カードには特定の測定値(反射率など)が得られるコードが印刷されており、このコードを検証したときの測定値が許容範囲に入るように検証機をキャリブレーションします。
キャリブレーション用カードの交換
キャリブレーション用カードは、2年ごとに交換する必要があります。
直射日光を避けて清潔な場所で保管し、傷や汚れ、または何らかの破損が見られる場合は適宜交換してください。
4.コード検証に関する規格
検証方法に関する規格
正確なコード検証を行うために、各規格で印刷品質試験仕様と検証機適合仕様が定められています。
コード検証機は、必ずこれらの規格に準拠していることが求められます。
印刷品質試験仕様
主に、検証に必要な検査項目や各項目の点数の算出方法について定めた規格です。
検証時の照明角度などのハードウェア条件についてもこの規格で厳密に定められています。
検証機適合仕様
検証機としての精度を備えるために必要な機能や、キャリブレーションの実施などについて定めた規格です。
コードそのものの関連規格
シンボル体系仕様
形状や寸法、桁数などの特徴、符号化/復号化方法の定義を示す仕様です。
各コードを仕様通りに正しく作成するために参照します。
- 例:ISO/IEC 16022
- DataMatrixのシンボル体系仕様。
- 例:ISO/IEC 18004
- QRコードのシンボル体系仕様。
アプリケーション仕様
特定の業界・用途で使用されるコードの形式を定めた仕様です。
軍用、医療、航空輸送、トラック輸送、小売業など、さまざまな業界で独自の規格が定められています。
- 例:GS1総合仕様書
- 製造年月日、使用期限、ロット番号、シリアル番号など、製品を流通させるために必要な属性情報を付与できるコードの仕様を定めたものです。

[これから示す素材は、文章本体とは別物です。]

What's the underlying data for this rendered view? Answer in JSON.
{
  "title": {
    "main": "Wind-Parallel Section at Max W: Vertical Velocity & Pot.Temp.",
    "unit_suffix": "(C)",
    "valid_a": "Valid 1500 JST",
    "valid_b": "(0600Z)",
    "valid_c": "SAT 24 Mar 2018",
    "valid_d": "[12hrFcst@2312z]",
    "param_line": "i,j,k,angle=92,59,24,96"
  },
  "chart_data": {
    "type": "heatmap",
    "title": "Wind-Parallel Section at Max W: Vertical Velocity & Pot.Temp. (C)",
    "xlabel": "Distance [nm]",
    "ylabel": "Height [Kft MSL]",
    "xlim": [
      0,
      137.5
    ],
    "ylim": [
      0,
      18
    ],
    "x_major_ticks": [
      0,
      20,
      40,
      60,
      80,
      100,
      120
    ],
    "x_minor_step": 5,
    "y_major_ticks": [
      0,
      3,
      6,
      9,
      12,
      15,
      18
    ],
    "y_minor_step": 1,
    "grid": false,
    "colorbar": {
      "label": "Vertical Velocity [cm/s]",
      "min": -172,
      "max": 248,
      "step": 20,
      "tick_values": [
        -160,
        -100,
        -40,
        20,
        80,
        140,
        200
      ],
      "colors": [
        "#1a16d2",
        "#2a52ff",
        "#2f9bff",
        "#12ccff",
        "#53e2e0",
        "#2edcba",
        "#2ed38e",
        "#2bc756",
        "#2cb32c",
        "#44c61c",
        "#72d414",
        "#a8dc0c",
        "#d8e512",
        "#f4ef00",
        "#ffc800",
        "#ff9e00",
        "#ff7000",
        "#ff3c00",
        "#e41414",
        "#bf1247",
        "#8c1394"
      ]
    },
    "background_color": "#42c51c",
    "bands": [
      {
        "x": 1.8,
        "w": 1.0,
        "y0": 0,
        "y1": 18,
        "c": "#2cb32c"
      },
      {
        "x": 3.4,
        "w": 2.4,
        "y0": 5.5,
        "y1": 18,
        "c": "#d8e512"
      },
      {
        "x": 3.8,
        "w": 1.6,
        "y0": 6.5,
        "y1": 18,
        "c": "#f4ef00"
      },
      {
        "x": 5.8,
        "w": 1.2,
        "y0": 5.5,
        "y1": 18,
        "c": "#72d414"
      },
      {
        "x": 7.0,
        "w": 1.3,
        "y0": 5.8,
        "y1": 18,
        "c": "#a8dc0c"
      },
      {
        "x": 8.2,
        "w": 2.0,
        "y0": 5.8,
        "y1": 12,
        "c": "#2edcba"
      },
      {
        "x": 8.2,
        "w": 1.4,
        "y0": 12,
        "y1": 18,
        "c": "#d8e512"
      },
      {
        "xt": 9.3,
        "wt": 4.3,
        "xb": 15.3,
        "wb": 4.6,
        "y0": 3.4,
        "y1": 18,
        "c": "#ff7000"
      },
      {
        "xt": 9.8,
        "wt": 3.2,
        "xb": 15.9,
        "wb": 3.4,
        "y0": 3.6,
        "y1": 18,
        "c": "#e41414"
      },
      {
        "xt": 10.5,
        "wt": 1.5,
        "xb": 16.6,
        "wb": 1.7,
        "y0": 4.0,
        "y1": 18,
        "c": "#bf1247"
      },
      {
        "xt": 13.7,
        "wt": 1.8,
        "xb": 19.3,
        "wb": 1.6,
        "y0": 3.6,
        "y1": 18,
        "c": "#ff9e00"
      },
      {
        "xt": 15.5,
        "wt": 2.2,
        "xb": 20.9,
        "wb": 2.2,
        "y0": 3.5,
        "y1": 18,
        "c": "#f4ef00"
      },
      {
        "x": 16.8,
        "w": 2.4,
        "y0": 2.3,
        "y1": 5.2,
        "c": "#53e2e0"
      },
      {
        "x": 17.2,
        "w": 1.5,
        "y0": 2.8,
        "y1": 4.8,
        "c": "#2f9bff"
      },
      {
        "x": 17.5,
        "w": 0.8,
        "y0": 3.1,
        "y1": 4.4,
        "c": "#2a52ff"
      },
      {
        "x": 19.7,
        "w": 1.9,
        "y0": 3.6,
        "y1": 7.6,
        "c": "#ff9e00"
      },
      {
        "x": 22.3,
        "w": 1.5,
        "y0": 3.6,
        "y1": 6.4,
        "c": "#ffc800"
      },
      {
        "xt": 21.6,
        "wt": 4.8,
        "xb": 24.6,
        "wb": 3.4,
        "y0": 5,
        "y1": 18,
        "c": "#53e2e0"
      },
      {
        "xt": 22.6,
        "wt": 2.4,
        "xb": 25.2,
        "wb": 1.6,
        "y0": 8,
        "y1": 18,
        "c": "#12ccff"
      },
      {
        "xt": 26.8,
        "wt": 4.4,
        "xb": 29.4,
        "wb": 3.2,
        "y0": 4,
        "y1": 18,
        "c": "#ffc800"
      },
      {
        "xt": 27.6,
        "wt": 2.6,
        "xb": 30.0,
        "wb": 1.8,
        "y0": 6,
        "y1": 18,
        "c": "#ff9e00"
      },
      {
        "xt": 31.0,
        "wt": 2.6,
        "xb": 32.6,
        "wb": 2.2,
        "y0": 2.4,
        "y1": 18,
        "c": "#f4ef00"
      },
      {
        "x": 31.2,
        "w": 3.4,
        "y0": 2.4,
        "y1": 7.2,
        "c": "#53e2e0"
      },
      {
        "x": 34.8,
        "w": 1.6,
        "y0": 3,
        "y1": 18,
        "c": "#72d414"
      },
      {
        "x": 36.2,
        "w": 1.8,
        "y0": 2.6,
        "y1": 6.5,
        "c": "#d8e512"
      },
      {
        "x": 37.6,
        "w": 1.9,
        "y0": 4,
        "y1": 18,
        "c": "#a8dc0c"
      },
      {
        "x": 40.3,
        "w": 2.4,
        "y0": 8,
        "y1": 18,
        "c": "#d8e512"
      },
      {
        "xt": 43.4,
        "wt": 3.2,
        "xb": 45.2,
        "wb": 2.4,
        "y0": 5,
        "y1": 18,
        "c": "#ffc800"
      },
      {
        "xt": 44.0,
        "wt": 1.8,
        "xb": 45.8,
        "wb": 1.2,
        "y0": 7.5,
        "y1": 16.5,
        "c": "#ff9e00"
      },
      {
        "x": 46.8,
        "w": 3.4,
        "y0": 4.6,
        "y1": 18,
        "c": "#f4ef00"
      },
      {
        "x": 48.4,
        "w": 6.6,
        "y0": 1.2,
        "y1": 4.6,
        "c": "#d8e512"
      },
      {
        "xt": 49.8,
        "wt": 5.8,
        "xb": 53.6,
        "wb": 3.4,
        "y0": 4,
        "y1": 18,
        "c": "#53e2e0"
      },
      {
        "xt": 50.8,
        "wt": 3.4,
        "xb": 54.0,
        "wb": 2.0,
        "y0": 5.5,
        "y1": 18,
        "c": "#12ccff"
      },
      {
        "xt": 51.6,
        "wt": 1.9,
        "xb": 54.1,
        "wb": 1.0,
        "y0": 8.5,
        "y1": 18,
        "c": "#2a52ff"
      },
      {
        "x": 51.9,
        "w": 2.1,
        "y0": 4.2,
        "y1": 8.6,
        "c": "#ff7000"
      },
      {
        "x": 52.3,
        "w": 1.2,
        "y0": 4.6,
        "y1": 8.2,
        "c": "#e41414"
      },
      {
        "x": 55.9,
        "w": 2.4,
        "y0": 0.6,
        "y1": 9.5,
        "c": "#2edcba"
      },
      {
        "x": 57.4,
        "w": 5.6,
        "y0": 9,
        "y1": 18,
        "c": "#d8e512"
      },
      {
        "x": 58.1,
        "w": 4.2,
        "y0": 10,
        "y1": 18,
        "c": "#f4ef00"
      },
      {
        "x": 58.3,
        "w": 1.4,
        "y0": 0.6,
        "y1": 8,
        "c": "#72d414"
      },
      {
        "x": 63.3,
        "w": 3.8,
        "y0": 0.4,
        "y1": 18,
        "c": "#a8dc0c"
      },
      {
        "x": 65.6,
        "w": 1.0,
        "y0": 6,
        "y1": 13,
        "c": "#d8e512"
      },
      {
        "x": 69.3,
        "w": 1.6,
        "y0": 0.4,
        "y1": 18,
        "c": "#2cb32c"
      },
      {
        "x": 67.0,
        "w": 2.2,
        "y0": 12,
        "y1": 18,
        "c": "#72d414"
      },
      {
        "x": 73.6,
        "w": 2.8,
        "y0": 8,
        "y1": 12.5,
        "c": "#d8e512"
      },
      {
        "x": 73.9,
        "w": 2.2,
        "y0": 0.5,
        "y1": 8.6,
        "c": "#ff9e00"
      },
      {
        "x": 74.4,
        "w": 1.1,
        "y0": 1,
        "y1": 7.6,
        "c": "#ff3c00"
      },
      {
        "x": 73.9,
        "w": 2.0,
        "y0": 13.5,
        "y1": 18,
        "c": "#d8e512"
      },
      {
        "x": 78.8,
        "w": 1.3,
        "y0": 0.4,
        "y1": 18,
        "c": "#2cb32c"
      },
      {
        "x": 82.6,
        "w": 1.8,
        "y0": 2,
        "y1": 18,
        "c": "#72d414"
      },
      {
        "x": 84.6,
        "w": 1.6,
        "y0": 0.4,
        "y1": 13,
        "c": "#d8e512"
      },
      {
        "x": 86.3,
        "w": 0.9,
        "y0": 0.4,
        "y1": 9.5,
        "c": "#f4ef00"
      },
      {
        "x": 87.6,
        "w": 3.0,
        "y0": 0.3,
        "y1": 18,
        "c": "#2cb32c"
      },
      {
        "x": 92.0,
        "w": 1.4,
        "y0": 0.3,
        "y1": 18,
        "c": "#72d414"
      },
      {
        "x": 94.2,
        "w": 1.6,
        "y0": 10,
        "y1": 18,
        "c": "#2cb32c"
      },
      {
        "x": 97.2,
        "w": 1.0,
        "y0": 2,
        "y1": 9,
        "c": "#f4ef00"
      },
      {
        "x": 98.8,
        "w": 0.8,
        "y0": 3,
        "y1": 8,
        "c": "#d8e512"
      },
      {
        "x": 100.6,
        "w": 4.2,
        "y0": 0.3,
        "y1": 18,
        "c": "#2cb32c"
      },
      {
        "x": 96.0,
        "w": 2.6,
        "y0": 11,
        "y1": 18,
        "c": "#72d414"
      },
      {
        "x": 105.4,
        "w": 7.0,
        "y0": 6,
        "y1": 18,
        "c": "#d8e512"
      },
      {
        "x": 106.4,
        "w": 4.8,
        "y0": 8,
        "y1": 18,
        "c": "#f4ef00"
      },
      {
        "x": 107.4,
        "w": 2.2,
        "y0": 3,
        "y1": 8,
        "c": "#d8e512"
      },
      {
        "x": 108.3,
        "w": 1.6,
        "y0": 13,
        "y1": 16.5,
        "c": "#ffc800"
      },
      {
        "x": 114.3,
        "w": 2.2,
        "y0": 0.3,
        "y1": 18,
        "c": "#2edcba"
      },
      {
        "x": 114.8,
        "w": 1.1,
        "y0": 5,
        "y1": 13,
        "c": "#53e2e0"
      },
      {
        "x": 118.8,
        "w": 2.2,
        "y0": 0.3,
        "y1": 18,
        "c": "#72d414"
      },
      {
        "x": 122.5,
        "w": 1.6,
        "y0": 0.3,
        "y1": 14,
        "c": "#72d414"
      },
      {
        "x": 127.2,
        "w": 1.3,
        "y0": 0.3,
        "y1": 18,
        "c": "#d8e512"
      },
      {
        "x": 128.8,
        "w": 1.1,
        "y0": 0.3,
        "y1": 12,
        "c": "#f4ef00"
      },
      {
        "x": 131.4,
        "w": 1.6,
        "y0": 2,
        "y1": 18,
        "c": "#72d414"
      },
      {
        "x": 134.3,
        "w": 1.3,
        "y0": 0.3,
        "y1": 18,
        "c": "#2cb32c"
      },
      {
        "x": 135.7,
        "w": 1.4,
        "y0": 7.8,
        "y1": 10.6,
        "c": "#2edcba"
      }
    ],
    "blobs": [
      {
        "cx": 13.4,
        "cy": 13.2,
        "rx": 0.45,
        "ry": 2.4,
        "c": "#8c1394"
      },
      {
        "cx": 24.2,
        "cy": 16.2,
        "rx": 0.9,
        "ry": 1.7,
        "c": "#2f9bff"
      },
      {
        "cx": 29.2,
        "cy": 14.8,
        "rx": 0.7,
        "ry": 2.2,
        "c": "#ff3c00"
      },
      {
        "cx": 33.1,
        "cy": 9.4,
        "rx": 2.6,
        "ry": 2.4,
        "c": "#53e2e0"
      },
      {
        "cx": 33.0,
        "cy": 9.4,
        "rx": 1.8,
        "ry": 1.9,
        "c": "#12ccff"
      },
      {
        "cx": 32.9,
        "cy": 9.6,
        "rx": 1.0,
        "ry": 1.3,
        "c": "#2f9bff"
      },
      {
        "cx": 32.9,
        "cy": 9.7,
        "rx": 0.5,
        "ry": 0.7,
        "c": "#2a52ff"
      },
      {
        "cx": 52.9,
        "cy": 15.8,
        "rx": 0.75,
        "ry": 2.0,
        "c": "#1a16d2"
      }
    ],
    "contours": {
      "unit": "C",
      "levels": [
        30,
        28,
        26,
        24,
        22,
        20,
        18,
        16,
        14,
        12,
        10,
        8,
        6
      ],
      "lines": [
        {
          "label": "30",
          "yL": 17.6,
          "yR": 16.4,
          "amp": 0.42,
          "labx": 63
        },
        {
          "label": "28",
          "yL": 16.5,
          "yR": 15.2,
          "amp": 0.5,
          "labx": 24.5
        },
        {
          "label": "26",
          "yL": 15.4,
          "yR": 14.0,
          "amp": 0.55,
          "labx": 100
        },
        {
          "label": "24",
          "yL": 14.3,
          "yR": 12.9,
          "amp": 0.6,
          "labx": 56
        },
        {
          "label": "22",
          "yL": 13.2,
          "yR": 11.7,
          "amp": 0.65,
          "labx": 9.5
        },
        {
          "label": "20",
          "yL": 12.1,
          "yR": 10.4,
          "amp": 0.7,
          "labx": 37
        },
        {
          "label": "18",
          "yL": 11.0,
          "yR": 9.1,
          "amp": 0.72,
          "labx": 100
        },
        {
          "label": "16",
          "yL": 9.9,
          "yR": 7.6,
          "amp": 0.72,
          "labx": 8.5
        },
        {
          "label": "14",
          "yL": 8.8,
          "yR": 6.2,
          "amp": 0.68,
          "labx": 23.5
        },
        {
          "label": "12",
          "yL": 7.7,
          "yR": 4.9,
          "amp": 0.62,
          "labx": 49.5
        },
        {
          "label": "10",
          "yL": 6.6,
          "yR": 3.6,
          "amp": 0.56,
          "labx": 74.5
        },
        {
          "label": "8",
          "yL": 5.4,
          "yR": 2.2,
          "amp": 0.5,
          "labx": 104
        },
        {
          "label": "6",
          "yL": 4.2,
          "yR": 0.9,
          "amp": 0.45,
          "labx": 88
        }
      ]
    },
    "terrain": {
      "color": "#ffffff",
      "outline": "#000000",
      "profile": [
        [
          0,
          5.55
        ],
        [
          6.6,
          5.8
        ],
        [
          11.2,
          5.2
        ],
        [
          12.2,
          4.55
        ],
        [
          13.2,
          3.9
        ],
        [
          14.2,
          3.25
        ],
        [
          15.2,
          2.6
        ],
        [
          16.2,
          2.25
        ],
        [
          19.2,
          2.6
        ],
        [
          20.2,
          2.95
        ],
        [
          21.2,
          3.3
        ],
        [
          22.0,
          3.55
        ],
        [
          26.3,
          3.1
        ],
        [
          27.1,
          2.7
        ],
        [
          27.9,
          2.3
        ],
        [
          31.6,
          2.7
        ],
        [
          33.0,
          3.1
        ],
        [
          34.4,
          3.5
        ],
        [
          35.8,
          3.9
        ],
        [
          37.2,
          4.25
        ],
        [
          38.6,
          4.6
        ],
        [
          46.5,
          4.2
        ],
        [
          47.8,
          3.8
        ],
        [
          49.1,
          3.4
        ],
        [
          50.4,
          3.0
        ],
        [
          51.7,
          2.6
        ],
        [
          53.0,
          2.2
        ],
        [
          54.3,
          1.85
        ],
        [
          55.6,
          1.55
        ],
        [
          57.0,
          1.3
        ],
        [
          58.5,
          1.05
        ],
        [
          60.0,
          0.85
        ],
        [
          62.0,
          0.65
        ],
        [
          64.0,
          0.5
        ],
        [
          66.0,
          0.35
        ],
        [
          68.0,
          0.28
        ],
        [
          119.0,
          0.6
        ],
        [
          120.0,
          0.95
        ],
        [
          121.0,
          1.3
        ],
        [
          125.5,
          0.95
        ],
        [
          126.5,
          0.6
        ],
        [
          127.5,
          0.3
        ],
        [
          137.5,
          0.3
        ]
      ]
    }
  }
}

この仕様に従って作成されたコードは、この仕様をサポートする機器で情報を適切に読み取ることができます。
- 例:医療用医薬品新コード表示ガイドライン
- 名前や外見に類似が多い医薬品の取り違え事故を防止するために厚生労働省が2006年に発出した「医療用医薬品へのバーコード表示の実施について」の通知を受けて、日本製薬団体連合会(FPMAJ)が策定したガイドラインです。
厚生労働省通知では、医薬品の包装単位ごとに商品コードや有効期限、数量、製造番号をバーコードで表示すること、バーコードはJANコードやITFコードではなくGS1データバーを使用することなどが規定されており、日薬連のガイドラインでは新しいコードの具体的な導入方法を示しています。